Aber "weit" ist relativ. Wenn es schon um 17 Uhr nur Staumeldungen aus dem Radio brummt warte ich lieber noch ein Weilchen. Dann zwei liebe Anrufe, dass am Kreuz Leverkusen so gar nichts mehr geht und beim zweiten Anruf verbunden mit der Empfehlung mindestens bis Remscheid über Land zu fahren, dann auf die A1- "da sollte dann das schlimmste vorbei sein." Ha! Na gut, mit TomTom schaffe ich das auch. Leider macht der aus einem Flachlandtiroler auch keine Bergziege, mein altes Autochen leider auch nicht zum Bergfahrzeug- wir zwei sind eben ein Team und Steigungen mögen wir beide nicht. Dazu strömender Weltuntergang-Regen, katastrophale Sicht. Ich bin genervt. Die Stadtführung mit Nachtwächter durch Rinteln hab ich mir zu dem Zeitpunkt bereits abgeschrieben, als ich dann auch einem Ortsschild "Bremen" lese bin ich schon höchst verunsichert, soo schlecht ist mein Orientierungssinn nun doch nicht?! (Das war letztlich doch nur ein Ortsteil von Nirgendwo...irgendwo im Bergischen) Spätestens in "Hoffnung" hab ich die längst verloren noch heute in Rinteln anzukommen. Auf der Autobahn habe ich dann beinahe eine Keilerei mit einem Polnischen LKW-Fahrer angefangen- macht man sich dort die Hose mit nem Klettverschluss zu? Das Wort "Reißverschluss" kennen die jedenfalls niemals nicht! Grrrrr.

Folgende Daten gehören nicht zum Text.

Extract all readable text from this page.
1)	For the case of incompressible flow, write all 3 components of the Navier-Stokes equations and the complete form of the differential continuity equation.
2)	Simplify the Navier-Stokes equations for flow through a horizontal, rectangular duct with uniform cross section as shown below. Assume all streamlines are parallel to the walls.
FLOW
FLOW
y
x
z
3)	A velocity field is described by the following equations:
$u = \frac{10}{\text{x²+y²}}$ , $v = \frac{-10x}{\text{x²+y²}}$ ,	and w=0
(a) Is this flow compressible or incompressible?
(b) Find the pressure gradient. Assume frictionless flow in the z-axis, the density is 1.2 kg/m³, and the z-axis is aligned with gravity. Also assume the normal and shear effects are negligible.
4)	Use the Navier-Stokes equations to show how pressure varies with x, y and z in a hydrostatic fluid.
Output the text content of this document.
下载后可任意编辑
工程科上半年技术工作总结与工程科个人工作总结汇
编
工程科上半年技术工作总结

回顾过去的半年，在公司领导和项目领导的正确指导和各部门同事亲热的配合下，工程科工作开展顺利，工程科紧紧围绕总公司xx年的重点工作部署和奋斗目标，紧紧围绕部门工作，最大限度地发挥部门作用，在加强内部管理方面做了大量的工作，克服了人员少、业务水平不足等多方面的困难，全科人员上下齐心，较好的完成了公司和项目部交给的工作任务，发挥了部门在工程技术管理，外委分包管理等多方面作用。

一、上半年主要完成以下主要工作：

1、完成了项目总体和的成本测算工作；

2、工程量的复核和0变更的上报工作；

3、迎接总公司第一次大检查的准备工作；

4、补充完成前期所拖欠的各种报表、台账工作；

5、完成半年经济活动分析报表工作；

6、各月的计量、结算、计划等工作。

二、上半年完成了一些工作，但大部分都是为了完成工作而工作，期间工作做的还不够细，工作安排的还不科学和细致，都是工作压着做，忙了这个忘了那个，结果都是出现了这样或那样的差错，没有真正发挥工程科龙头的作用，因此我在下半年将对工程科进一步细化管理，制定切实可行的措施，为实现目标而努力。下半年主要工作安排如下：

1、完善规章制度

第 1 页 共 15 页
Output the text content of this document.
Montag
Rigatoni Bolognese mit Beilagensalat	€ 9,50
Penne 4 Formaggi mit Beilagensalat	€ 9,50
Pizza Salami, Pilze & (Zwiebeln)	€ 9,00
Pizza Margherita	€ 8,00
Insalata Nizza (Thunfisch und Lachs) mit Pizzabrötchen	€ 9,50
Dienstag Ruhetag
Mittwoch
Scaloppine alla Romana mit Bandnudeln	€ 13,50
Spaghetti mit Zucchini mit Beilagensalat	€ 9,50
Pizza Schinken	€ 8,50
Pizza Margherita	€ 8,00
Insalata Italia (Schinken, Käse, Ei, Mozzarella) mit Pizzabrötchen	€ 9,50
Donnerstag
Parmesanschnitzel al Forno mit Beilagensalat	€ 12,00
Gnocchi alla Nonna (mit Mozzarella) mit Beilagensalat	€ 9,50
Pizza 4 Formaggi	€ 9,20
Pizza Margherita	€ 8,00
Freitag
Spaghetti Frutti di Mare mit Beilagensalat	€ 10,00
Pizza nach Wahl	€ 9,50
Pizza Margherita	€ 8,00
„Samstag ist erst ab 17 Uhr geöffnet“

Kaum auf der A1 Stau selbst auf dem Rastplatz, Stau am Kamener Kreuz und irgendwie fast bis zu meinem Ziel. Ca. 30 Kilometer vorher hört der Regen urplötzlich auf und als ich nach beinahe 5 (in Worten: fünf!!!) Stunden am Ort meiner Wahl ankam, konnte keiner meine Geschichte einer abenteuerlichen Reise glauben. Pfff....
1 Kommentar:
Liebe Siv !
Ich glaube Dir - unsere Paula - Assistentin von Burkhardt (bitte "dt")- hat uns am Samstag auch eine 35 minütige Sightseeing-Tour durch Düsseldorf bis Ober/Unterkassel oder wie auch immer beschert - obwohl? Das Ziel lag 5min. von der Autobahnabfahrt entfernt..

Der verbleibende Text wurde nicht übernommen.